Arménio Pereira disse...

"[...] danças e contradanças, gente que se compromete para logo se descomprometer [...]"

Oh gente de par café!

Arménio Pereira disse...

19
Banish learning, discard knowledge: People will gain a hundredfold.
Banish benevolence, discard righteousness: People will return to duty and compassion.
Banish skill, discard profit: There will be no more thieves.
These three statements are not enough. One more step is necessary.
Look at plain silk; hold uncarved wood. The self dwindles; desires fade.

Tao Te Ching by Lao Tzu (Stephen Addiss & Stanley Lombardo - English version, 1993)


Prisoners of the Body needs
Prisoners of the Mind delusions
Prisoners of the Future expectations
Prisoners of the Past regrets
Freedom?
Dream on if that offers some relief

Janita disse...

Olá, UJM.
Entrei na caixa de comentários somente para lhe dizer que, hoje, a sua escrita carregadinha de um sentimento melancólico, enterneceu-me tanto, tanto...
Mesmo sabendo-a uma Mulher realizada e feliz, senti-a muito frágil, insegura e...desprotegida.

Fique bem.
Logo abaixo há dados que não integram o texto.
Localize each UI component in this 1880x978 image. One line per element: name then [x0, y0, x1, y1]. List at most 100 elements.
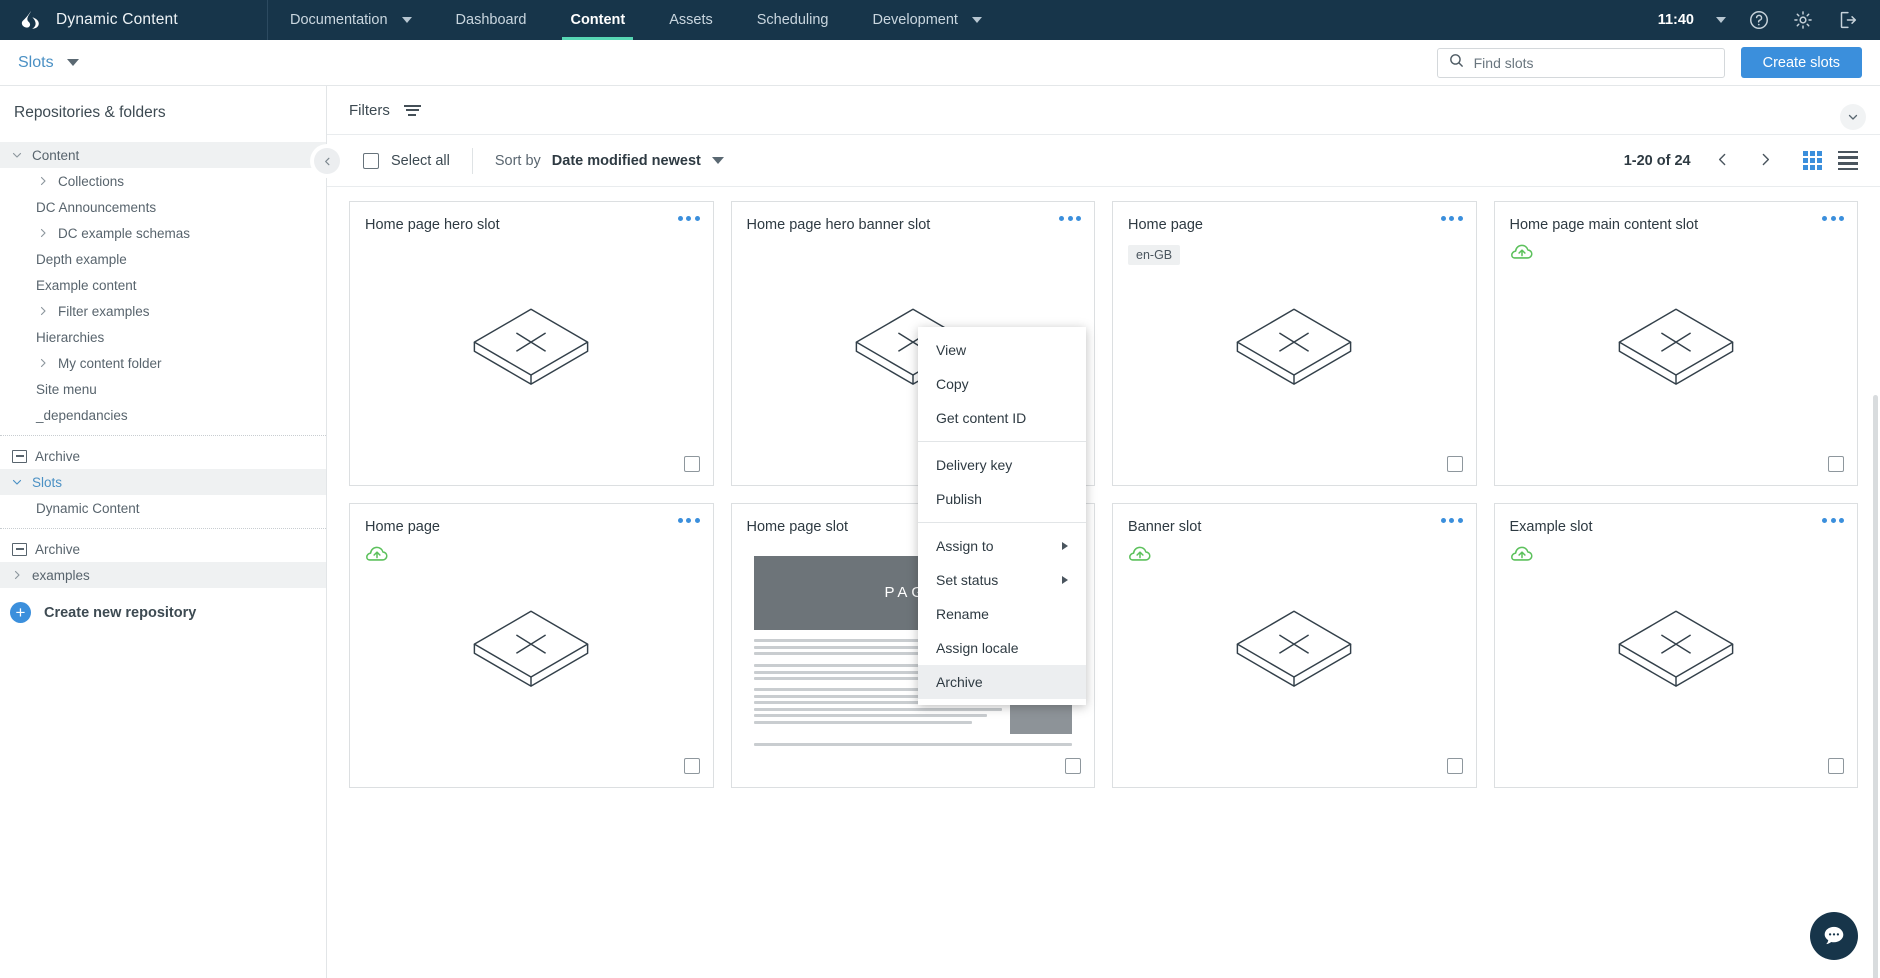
slot-card-menu-button[interactable]: [1440, 518, 1463, 523]
nav-tab-label: Scheduling: [756, 12, 829, 28]
sidebar-tree-item-dc-announcements[interactable]: DC Announcements: [0, 194, 326, 220]
slot-card[interactable]: Home page: [349, 503, 714, 788]
context-menu-item-archive[interactable]: Archive: [918, 665, 1086, 699]
slot-card-menu-button[interactable]: [677, 518, 700, 523]
slot-card-menu-button[interactable]: [1822, 216, 1844, 221]
create-new-repository-button[interactable]: + Create new repository: [0, 588, 326, 623]
search-box[interactable]: [1436, 47, 1725, 78]
slot-card-menu-button[interactable]: [1440, 216, 1463, 221]
chevron-expanded-icon[interactable]: [10, 149, 24, 161]
list-view-icon[interactable]: [1838, 150, 1858, 171]
help-icon[interactable]: [1748, 9, 1770, 31]
prev-page-chevron-left-icon[interactable]: [1711, 151, 1734, 171]
nav-tab-dashboard[interactable]: Dashboard: [434, 0, 549, 40]
slot-card-checkbox[interactable]: [683, 758, 700, 774]
create-slots-button[interactable]: Create slots: [1740, 47, 1862, 78]
chevron-collapsed-icon[interactable]: [36, 357, 50, 369]
sidebar-tree-item-label: Site menu: [36, 381, 97, 397]
sort-by-control[interactable]: Sort by Date modified newest: [495, 153, 724, 169]
sidebar-tree-item-label: Dynamic Content: [36, 500, 140, 516]
sidebar-tree-item-archive[interactable]: Archive: [0, 536, 326, 562]
chevron-collapsed-icon[interactable]: [36, 305, 50, 317]
slot-card[interactable]: Banner slot: [1112, 503, 1477, 788]
select-all-control[interactable]: Select all: [363, 152, 450, 169]
collapse-filters-chevron-down-icon[interactable]: [1840, 104, 1866, 130]
brand-block[interactable]: Dynamic Content: [0, 0, 268, 40]
context-menu-item-label: Archive: [936, 674, 983, 690]
repository-type-dropdown[interactable]: Slots: [18, 54, 79, 72]
slot-card[interactable]: Home page main content slot: [1493, 201, 1858, 486]
nav-tab-scheduling[interactable]: Scheduling: [735, 0, 851, 40]
sidebar-tree-item-dc-example-schemas[interactable]: DC example schemas: [0, 220, 326, 246]
context-menu-item-rename[interactable]: Rename: [918, 597, 1086, 631]
sidebar-tree-item-filter-examples[interactable]: Filter examples: [0, 298, 326, 324]
logout-icon[interactable]: [1836, 9, 1858, 31]
context-menu-item-label: Rename: [936, 606, 989, 622]
context-menu-item-label: Assign to: [936, 538, 994, 554]
chevron-collapsed-icon[interactable]: [10, 569, 24, 581]
sidebar-tree-item-dynamic-content[interactable]: Dynamic Content: [0, 495, 326, 521]
context-menu-item-delivery-key[interactable]: Delivery key: [918, 448, 1086, 482]
sidebar-tree-item-label: Archive: [35, 541, 81, 557]
sidebar-tree-item-content[interactable]: Content: [0, 142, 326, 168]
slot-card-checkbox[interactable]: [1828, 758, 1844, 774]
submenu-chevron-right-icon: [1062, 542, 1068, 550]
context-menu-separator: [918, 441, 1086, 442]
slot-card-checkbox[interactable]: [1446, 456, 1463, 472]
chat-bubble-icon[interactable]: [1810, 912, 1858, 960]
sidebar-tree-item-label: Filter examples: [58, 303, 150, 319]
gear-icon[interactable]: [1792, 9, 1814, 31]
cards-scroll-region[interactable]: Home page hero slot Home page hero banner…: [327, 187, 1880, 978]
nav-tab-documentation[interactable]: Documentation: [268, 0, 434, 40]
context-menu-item-get-content-id[interactable]: Get content ID: [918, 401, 1086, 435]
vertical-scrollbar[interactable]: [1873, 395, 1878, 978]
sidebar-tree-item-dependancies[interactable]: _dependancies: [0, 402, 326, 428]
slot-card[interactable]: Home page hero slot: [349, 201, 714, 486]
nav-tab-assets[interactable]: Assets: [647, 0, 735, 40]
slot-card-checkbox[interactable]: [1828, 456, 1844, 472]
context-menu-item-view[interactable]: View: [918, 333, 1086, 367]
sort-by-value: Date modified newest: [551, 152, 701, 169]
submenu-chevron-right-icon: [1062, 576, 1068, 584]
sidebar-tree-item-examples[interactable]: examples: [0, 562, 326, 588]
slot-card-checkbox[interactable]: [1446, 758, 1463, 774]
nav-tab-content[interactable]: Content: [548, 0, 647, 40]
context-menu-item-copy[interactable]: Copy: [918, 367, 1086, 401]
context-menu-item-assign-to[interactable]: Assign to: [918, 529, 1086, 563]
filter-icon[interactable]: [403, 104, 421, 116]
account-chevron-down-icon[interactable]: [1716, 17, 1726, 23]
sidebar-tree-item-site-menu[interactable]: Site menu: [0, 376, 326, 402]
sidebar-tree-item-slots[interactable]: Slots: [0, 469, 326, 495]
sidebar-tree-item-depth-example[interactable]: Depth example: [0, 246, 326, 272]
next-page-chevron-right-icon[interactable]: [1754, 151, 1777, 171]
slot-card-menu-button[interactable]: [1059, 216, 1081, 221]
nav-tab-development[interactable]: Development: [851, 0, 1004, 40]
context-menu-item-assign-locale[interactable]: Assign locale: [918, 631, 1086, 665]
slot-card-title: Home page hero slot: [365, 217, 500, 233]
context-menu-item-publish[interactable]: Publish: [918, 482, 1086, 516]
context-menu-item-set-status[interactable]: Set status: [918, 563, 1086, 597]
published-cloud-icon: [365, 546, 389, 562]
create-new-repository-label: Create new repository: [44, 604, 197, 621]
slot-card-menu-button[interactable]: [1822, 518, 1844, 523]
chevron-collapsed-icon[interactable]: [36, 227, 50, 239]
nav-tab-label: Documentation: [290, 12, 388, 28]
sidebar-tree-item-example-content[interactable]: Example content: [0, 272, 326, 298]
slot-card[interactable]: Home page en-GB: [1112, 201, 1477, 486]
sort-by-label: Sort by: [494, 152, 541, 169]
search-input[interactable]: [1473, 54, 1714, 71]
locale-badge: en-GB: [1128, 244, 1181, 265]
sidebar-tree-item-archive[interactable]: Archive: [0, 443, 326, 469]
sidebar-tree-item-collections[interactable]: Collections: [0, 168, 326, 194]
sidebar-tree-item-hierarchies[interactable]: Hierarchies: [0, 324, 326, 350]
slot-card[interactable]: Example slot: [1493, 503, 1858, 788]
grid-view-icon[interactable]: [1802, 150, 1822, 171]
collapse-sidebar-chevron-left-icon[interactable]: [314, 148, 340, 174]
chevron-expanded-icon[interactable]: [10, 476, 24, 488]
slot-card-checkbox[interactable]: [683, 456, 700, 472]
select-all-checkbox[interactable]: [363, 152, 379, 169]
slot-card-checkbox[interactable]: [1065, 758, 1081, 774]
sidebar-tree-item-my-content-folder[interactable]: My content folder: [0, 350, 326, 376]
slot-card-menu-button[interactable]: [677, 216, 700, 221]
chevron-collapsed-icon[interactable]: [36, 175, 50, 187]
Seja muito feliz, durante todo o tempo que puder!

Corvo Negro disse...

Olá UJM. Sobre a questão da "falta de tempo" recomendo a leitura do livro "El Dominio del Tiempo" de Alfonso Maria Pinedo Noriega (já falecido).
Abraço.

Um Jeito Manso disse...

Olá K.

Não pensar demais, não viver muito de arquivos, não ter absolutas certezas, admitir a dúvida, praticar a generosidade e a tolerância, não querer traçar bissectrizes muito exactas, gostar de brincar, não querer viver sempre nas profundezas nem sempre à superfície, aceitar as diferenças, querer não magoar os outros, aceitar dar a mão a quem dela precisa, gostar de sorrir, gostar de rir, não ter vergonha de chorar, amar a simplicidade. Coisas assim.

Que a música nunca o abandone.

Um Jeito Manso disse...

Olá Janita,

Ando cansada, sabe? Há muito tempo que não consigo ter férias como deve ser e a minha vida profissional, em especial nos últimos tempos, não me tréguas.
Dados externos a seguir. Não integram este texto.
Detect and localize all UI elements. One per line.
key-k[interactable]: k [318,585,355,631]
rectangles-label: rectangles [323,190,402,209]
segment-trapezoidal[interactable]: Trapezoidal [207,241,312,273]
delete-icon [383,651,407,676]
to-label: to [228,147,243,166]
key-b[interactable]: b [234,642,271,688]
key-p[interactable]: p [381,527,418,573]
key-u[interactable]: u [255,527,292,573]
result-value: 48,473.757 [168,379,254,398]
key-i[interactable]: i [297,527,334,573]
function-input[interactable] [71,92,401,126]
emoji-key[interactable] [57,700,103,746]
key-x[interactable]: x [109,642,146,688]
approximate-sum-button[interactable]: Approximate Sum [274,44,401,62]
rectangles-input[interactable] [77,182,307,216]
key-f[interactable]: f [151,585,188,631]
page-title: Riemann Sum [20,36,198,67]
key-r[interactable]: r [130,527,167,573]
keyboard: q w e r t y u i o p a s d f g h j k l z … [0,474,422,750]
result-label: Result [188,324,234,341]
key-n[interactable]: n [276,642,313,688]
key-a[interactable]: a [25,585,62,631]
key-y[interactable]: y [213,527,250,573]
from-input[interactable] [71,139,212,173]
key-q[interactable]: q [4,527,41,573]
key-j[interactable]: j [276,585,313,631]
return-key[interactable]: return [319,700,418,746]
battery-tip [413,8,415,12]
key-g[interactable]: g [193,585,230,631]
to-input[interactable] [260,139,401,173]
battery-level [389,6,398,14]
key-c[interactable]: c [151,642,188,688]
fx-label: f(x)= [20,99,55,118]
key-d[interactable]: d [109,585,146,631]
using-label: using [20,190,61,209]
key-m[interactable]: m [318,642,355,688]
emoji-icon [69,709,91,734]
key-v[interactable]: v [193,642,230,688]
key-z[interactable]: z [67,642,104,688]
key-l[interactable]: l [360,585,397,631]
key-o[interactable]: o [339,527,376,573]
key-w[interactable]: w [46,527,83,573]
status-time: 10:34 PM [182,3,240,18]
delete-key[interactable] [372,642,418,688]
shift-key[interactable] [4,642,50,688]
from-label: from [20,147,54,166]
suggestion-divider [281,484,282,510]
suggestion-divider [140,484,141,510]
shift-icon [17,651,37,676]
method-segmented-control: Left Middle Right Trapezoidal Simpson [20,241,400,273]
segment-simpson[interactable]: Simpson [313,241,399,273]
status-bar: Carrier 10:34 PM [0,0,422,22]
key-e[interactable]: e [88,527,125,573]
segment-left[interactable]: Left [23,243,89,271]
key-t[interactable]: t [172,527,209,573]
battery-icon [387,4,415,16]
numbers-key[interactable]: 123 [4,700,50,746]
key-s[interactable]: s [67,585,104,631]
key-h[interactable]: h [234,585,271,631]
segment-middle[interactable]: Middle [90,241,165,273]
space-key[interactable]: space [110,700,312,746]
Gostava de conseguir ter tempo para fazer o que me apetece e nunca posso. Ainda este dia feriado... mails, mensagens, telefonemas, contratos para ler, chatices.

Muitas vezes chego ao fim do dia e, quando me sento aqui na sala, ponho tudo para trás das costas e escrevo coisas que não têm nada a ver, distraio-me. Outros dias estou tão cansada que nem consigo tirar de cima de mim o cansaço.

Mas esta quinta-feira, apesar do trabalho que teimou em não me largar, consegui ir até ao campo. E isso revigora-me.

Obrigada pelo seu cuidado.

Abraço, Janita.

Um Jeito Manso disse...

Olá Corvo,

Já está anotado. Muito obrigada. Tomara que eu consiga aprender. Se calhar tenho que aprender a dizer 'não' mais vezes, mesmo que me custe, tenho que aprender a ser (saudavelmente) um bocadinho egoísta.

Um abraço, Corvo.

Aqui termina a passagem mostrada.